Miguel de Icaza, the coordinator of the GNOME project, heaves a sigh when asked about "help."
"We have many problems with that," says the 26-year-old Icaza, who splits his time between hacking on GNOME and maintaining the computer network at a nuclear science research institute at the Universidad Nacional Autonoma in Mexico City. "It is being slowly fixed, very slowly."
Linux has a long history of help problems, going all the way back to the moment of its creation. Linus Torvalds is quite frank: He is utterly uninterested in the documentation process. Back in 1991, Torvalds wanted a version of Unix that he could run on his 386 PC. To use open source evangelist Eric Raymond's terminology, that was the "itch" Torvalds needed to "scratch." And scratch it he did, by hacking together the Linux kernel -- the all-important body of code at the heart of the operating system.
Torvalds made the code available to anyone who wanted it, but saw little need to hold hands when it came to actually installing the kernel. As a result, running early versions of Linux required true determination.
Matt Welsh, a graduate student in computer science at the University of California at Berkeley who specializes in "Internet-scale systems architecture," remembers his first encounter with Linux, in 1992, all too clearly.
"This was when Linux fit onto two floppy disks," recalls Welsh. "There was no networking, there was no X-windows [an essential graphical interface for Unix systems] -- it was a text-only system that didn't do very much. And it was impossible to figure out how to install it, given the scant 'readme' files that were available."
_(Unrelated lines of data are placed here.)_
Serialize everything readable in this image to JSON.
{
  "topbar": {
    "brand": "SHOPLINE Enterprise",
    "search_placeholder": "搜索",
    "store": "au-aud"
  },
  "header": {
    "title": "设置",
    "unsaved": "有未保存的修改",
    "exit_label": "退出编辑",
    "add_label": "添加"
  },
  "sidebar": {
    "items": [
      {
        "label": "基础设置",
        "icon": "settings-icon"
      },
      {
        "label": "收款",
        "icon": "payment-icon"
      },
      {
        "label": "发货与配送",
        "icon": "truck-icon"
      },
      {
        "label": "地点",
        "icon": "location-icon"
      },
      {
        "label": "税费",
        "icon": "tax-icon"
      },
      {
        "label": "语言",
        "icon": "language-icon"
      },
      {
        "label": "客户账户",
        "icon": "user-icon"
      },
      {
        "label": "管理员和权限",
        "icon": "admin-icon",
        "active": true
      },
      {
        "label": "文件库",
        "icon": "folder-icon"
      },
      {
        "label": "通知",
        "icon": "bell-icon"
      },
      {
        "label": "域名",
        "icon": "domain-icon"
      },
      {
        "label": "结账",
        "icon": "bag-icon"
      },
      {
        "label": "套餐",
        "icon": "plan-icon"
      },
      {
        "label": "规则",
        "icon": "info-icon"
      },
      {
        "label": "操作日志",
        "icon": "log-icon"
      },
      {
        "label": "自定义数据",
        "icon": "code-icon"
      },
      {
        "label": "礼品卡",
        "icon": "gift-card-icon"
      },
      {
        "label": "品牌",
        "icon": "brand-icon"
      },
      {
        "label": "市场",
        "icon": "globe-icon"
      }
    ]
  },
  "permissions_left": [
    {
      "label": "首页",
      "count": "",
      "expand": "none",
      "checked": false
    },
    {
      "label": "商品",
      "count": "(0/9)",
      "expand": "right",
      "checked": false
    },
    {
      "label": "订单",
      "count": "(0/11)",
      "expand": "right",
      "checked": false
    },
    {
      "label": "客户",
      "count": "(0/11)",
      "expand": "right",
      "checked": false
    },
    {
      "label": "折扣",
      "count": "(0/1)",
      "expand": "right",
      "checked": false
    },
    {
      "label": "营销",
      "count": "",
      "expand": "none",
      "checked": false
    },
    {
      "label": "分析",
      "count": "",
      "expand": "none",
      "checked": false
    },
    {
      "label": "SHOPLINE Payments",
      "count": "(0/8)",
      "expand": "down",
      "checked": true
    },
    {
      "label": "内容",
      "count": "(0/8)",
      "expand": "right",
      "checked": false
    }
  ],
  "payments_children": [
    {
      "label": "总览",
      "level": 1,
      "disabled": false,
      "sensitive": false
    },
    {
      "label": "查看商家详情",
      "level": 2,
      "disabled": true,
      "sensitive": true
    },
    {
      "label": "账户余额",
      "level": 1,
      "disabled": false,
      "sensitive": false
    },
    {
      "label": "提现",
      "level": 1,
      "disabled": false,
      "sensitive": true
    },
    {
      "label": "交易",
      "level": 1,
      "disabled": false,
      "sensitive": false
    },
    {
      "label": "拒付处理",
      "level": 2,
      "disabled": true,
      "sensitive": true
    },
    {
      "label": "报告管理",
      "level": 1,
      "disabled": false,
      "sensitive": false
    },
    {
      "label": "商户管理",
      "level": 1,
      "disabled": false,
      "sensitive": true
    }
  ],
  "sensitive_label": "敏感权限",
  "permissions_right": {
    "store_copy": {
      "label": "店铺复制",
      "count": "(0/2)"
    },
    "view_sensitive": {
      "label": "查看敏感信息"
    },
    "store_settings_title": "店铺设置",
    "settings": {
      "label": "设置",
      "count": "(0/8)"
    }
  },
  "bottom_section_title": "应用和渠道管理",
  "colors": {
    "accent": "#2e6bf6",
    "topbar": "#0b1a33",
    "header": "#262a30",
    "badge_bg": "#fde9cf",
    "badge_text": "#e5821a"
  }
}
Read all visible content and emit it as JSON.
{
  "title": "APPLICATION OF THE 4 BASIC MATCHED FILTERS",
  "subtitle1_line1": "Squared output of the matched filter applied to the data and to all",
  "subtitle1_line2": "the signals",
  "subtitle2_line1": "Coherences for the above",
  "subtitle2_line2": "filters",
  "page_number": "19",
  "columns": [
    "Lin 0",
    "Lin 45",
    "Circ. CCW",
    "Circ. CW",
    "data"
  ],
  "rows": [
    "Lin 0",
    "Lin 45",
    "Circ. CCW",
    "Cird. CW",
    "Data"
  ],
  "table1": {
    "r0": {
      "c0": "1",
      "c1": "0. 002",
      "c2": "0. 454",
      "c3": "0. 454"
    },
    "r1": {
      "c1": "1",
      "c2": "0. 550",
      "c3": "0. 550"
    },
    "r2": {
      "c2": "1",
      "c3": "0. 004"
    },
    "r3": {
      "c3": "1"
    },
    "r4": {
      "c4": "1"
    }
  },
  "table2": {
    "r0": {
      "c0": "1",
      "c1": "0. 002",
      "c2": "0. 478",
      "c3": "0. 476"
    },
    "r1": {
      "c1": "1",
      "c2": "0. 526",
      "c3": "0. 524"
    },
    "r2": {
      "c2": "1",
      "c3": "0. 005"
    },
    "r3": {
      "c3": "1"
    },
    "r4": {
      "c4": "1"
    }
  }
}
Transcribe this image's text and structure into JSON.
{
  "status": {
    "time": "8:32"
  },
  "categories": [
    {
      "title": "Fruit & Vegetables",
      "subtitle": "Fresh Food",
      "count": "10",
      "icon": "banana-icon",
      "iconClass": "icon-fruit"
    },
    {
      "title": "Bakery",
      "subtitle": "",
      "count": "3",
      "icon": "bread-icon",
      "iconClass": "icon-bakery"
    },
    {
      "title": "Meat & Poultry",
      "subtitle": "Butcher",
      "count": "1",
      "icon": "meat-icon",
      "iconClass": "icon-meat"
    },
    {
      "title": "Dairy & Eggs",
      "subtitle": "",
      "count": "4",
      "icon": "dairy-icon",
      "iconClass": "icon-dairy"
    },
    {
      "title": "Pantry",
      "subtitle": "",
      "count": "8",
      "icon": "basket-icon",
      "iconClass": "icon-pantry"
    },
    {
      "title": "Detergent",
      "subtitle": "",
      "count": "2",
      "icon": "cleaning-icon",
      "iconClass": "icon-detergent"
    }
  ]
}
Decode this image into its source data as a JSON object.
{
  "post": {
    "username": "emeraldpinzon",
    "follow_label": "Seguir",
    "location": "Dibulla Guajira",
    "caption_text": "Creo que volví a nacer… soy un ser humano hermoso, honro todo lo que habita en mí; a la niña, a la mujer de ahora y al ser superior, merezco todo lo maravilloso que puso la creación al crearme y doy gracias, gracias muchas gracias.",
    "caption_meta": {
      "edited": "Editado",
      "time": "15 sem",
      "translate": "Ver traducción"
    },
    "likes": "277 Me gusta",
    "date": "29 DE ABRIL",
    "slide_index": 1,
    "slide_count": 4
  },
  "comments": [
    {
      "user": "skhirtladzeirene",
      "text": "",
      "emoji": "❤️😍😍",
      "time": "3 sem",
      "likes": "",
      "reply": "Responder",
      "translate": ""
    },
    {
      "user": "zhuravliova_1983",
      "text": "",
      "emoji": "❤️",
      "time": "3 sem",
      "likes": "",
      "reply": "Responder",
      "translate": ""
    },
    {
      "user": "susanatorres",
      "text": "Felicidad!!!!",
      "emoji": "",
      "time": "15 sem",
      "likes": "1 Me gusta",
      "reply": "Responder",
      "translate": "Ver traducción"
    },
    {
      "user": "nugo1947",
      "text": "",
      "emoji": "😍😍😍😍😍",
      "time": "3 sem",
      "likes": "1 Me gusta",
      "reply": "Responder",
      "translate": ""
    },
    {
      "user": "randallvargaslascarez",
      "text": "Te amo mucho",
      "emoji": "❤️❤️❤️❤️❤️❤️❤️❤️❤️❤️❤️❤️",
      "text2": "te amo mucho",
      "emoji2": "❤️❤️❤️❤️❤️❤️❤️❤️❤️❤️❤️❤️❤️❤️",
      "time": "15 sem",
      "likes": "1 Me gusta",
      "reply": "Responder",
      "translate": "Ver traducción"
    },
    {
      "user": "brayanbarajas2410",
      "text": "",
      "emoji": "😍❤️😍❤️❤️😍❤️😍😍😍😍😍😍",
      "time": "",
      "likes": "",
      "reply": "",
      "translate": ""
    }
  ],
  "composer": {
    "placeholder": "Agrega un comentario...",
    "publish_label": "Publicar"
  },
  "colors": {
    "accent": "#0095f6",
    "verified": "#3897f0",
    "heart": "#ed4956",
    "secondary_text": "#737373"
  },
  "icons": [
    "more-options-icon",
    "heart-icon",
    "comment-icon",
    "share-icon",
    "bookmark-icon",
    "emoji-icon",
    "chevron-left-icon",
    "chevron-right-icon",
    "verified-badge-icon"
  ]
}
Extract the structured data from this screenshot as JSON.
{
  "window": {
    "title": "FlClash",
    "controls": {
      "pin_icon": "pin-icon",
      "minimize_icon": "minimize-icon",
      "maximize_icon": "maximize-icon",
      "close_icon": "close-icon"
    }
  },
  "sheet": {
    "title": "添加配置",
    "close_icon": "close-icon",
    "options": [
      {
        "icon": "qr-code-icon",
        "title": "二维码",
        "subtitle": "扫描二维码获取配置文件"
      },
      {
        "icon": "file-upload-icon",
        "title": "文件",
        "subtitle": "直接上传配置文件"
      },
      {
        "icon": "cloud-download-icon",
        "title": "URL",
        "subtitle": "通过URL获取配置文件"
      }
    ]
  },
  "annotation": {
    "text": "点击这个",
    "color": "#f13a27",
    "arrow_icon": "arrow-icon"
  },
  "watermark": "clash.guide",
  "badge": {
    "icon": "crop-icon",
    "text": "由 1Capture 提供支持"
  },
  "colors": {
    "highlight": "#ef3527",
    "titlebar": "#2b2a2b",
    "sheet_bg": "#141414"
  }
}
The only help Welsh could find was a document that consisted of little more than a snapshot of the file and directory structure of a working Linux file system. Using that snapshot as a guide, Welsh was forced to "manually" place each file in an appropriate directory, one at a time.
There had to be a better way -- and Welsh provided one, in true hacker fashion. After taking "copious notes" while installing that early version of Linux, he ended up with a document that eventually became the "Linux Installation HowTo." Over the next few years, under Welsh's coordination, the Linux HowTo archive grew to be an impressive library of helpful documents, each aimed at solving a specific problem -- such as connecting to the Internet, or setting up a firewall, or running Quake on a Linux system.
At first glance, Welsh's experience would appear to contradict the theory that hackers aren't interested in help.
"I pretty much took over most of the documentation and information management for the Linux project over the next couple of years, because I was scratching my own personal itch," says Welsh. "It wasn't like I was a guru and sitting there and going, oh, this is easy stuff and I'm just going to explain how it works. I would go and figure out how to do something and then write it up ... Even though it is not seemingly as glamorous, maintaining the documentation for a project like Linux was actually a lot of fun."
The Linux HowTo archive is a terrific resource, with answers to a great many questions. Along with the other available sources of information about Linux and Unix -- the "man" and "info" pages accessible instantly from the command line prompt, the proliferating online user guides and frequently-asked-question files -- it offers the determined Linux newbie a wealth of useful information.
But it doesn't do a darned thing for the stupid user.
I know, because my own computer skills are such that I am supremely qualified to impersonate an ignorant Unix/Linux user. Recently, courtesy of Linux hardware vendor VA Research, I obtained for review purposes a state-of-the-art Linux box with the GNOME desktop preinstalled. I decided that my first goal would be to see if I could use the GNOME-ppp utility to connect to the Internet over my home phone line without having to resort to typing in text commands at a command line prompt. (My review of GNOME's competitor KDE, as of last June, is here.)
I entered the basic info required -- phone number, user name, password, DNS number. Then I tried to connect. No go. Next, I clicked on the help menu. But all that lay under the help menu was an "About this program" option -- no help at all.
After a review of various other sources of information, including the Linux-PPP HowTo, some actual printed Linux books and even the ppp "man" pages, it became clear that I would not be able to avoid getting into a text editor and mucking about with the actual ppp configuration files.
GNOME is an impressive achievement, and by any reasonable standard of software progress both it and KDE are moving forward at a respectable clip. But they are both still a long, long way from being stupid-user friendly.